We are in process of replacing the albs for the assisting ministers (some of them more than 20 years old and the most recent about a dozen).  In the process we looked at the albs used by the acolytes and came to the same conclusion:  they need to be updated, too.  So we cracked open the wish books to see what is offered and how much it costs.  Made a choice to go back to cassock and cotta for the acolytes (both aesthetic and practical reasons).  Almost forgot to look for the albs there was so much more eye candy for the Pastoral mind to distract us... Ahhhh, indeed.

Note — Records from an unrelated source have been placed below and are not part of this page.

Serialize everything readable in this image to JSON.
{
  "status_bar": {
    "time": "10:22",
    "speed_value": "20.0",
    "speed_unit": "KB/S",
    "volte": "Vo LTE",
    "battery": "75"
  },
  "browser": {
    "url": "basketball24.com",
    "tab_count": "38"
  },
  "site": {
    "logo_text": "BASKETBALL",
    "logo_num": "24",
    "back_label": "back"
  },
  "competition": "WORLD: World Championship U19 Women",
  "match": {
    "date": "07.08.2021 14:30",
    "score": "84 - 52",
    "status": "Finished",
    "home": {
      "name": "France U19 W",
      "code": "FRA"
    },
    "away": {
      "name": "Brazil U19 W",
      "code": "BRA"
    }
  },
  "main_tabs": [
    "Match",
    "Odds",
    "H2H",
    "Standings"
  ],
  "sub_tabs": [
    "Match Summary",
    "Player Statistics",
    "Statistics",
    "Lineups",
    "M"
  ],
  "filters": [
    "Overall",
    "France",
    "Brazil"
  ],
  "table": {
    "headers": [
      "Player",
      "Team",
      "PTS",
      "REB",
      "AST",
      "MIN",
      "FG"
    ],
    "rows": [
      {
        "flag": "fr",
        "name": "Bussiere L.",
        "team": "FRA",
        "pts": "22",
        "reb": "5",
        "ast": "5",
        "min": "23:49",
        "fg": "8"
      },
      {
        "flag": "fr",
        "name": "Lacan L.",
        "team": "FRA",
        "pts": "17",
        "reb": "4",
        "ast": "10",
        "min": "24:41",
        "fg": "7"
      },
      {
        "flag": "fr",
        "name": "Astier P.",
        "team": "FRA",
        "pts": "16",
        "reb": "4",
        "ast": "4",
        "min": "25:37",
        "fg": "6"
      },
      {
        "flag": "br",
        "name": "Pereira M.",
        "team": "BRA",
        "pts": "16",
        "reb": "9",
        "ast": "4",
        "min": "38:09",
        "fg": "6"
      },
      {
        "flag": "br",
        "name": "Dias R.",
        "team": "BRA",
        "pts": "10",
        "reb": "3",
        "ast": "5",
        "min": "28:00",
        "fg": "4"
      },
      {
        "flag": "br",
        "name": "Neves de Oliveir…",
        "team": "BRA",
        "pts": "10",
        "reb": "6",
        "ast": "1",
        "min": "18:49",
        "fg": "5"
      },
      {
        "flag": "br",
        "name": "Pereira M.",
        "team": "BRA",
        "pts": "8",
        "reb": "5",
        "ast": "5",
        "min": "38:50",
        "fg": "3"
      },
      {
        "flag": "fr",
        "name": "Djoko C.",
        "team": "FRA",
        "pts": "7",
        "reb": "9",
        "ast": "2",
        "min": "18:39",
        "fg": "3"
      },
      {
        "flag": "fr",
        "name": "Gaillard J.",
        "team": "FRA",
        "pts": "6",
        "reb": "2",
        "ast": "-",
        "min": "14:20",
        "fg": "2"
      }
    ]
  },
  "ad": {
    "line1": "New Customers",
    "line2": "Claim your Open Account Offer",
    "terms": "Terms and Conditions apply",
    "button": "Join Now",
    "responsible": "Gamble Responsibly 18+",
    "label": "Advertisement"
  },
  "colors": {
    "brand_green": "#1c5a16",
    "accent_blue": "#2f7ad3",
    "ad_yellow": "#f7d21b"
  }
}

I sometimes wonder if these things are all in stock or merely one off designs that will have to be constructed if you actually placed an order... Or are there religious elves who make these things in some remote mountain village where it is very cold and they keep churning them out while waiting for us to pick up the phone and call toll free or order over the internet (seems tacky to order a tabernacle over the internet... buying a house for Jesus deserves at least one personal conversation)... There are so many choices... Ahhh, but they must stay on the shelf so that I can do what I was called to do... maybe if I get all my work done for today, I will allow myself a little indulgence... literally!

How do YOU respond to the catalog season?


Rev. Eric J Brown said...

Now I want to buy Jesus a bungalow - and one for Moses and Elijah... just in case.

Tim said...

Rev. Brown-

I'm torn between laughing and crying at your comment.